Reggae-pop band Magic! opens free Spring Back to Vail concert, April 15
If you go …
What: Spring Back to Vail concert with Magic! and 123Go! Project.
When: 6 p.m. Saturday, April 15; venue opens at 5:30 p.m.
Where: Ford Park, South Frontage Road, Vail.
Cost: Free; a limited number of Private Reserve passes are available for $150 and include access to preferred viewing of the stage with outdoor heaters and complimentary food and alcoholic and non-alcoholic beverages.
More information: Visit http://www.vail.com/springback.
VAIL — Traditionally, a band will spend time writing and arranging songs, choose the best of the bunch, record them and release an album. But Toronto-based band Magic! is taking a different approach, aided by trends in how modern listeners consume music.
Rather than collecting tracks for a complete LP, the band is focused on putting out a new song about every 30 days, building a pile of singles with which to tour and, eventually, when the time is right and the musicians are collectively and creatively in a good space, getting around to recording and printing a new record.
“Nobody’s looking for albums, and it sucks because I love albums, but I understand it. I understand that the listening culture has changed, and we’d rather just adapt, get out there and tour,” said Magic! frontman Nasri Atweh.
“I think with technology, it affords us to have those options. If we don’t like something, we don’t have to listen to it. If we don’t like something, we shouldn’t put it out. If we’re not excited about it, what’s the point?”
Nasri said it’s a bit like being in the 1960s again, when people were choosing to buy 45-rpm singles rather than shelling out for a full slab of vinyl.
“They just kind of put out songs, and I think when you think about it, you go back to albums, when you’re looking at it as a kid, you really only listen to maybe 40 percent of it over and over again,” he said.

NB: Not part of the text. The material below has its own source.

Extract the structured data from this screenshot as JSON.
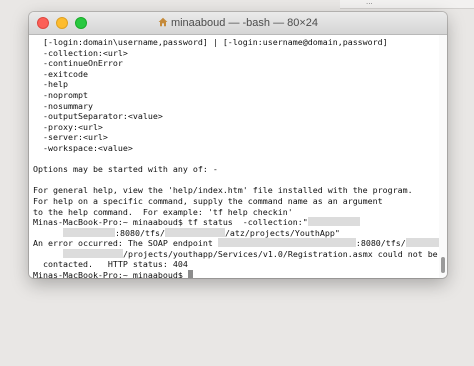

Nasri said working on one song at a time takes some of the pressure off and allows the band to introduce fledgling songs to fans through live shows to see which ones stir them up. It also opens up more opportunities to present the songs in different ways.
“Instead of making a video for 10 songs, we’re making four videos for four songs, putting more money into the visual side of things,” he said. “Everybody’s on the same page in the band, and we’re loving it.”
Oh, it’s Magic!
Nasri is probably most well-known for being one half of the Grammy-winning production duo The Messengers, who have written hit songs for the likes of Justin Bieber, David Guetta, Shakira, Pitbull and Christina Aguilera. Magic! grew from Nasri’s time in the music world, where he met other producers and artists, including bandmates guitarist Mark Pelli, drummer Alex Tanas and bassist Ben Spivak.
Magic!’s breakout hit “Rude” charted in 2014 and sold more than 10 million singles, with a bouncy, pop-reggae sound that has become the band’s bread and butter.
“Whatever we do, we try to do what’s best for the song, and for whatever reason, every time we do a song and add a reggae flavor, it seems to match our style and energy,” Nasri said. “There’s something about that fusion that feels very natural to us as a band.”
That’s not to say reggae will always dominate Magic!’s repertoire. The band is still in its infancy, Nasri said, and its sound will evolve as other influences snake their way into the fold, from rock to R&B, pop to polka. But for now, that Rasta beat seems to fit.
“We consider ourselves a band, like The Beatles are a band or anyone is a band,” he said. “We like to write songs without any limit, but right now, a lot of the reggae ones feel good and seem to spark a lot of love with people.”
Nasri said the band’s live show is diverse, showcasing the musicians’ talents through originals and covers. When they bring their creativity and enthusiasm to the outdoor stage at Ford Park for Saturday’s Spring Back to Vail concert, he said they hope to ignite a certain kind of spirit in the crowd.
“When you’re outside, especially for our type of music, it gives it that instant festival vibe, so we kind of thrive outside,” he said. “We like to create that license for a good time. Don’t worry about watching us the whole time. … It’s a real treat when we see that everybody starts to fall into the vibe. Once we see that they sit in the groove, we hope that over time that people get used to that: That’s the magic.”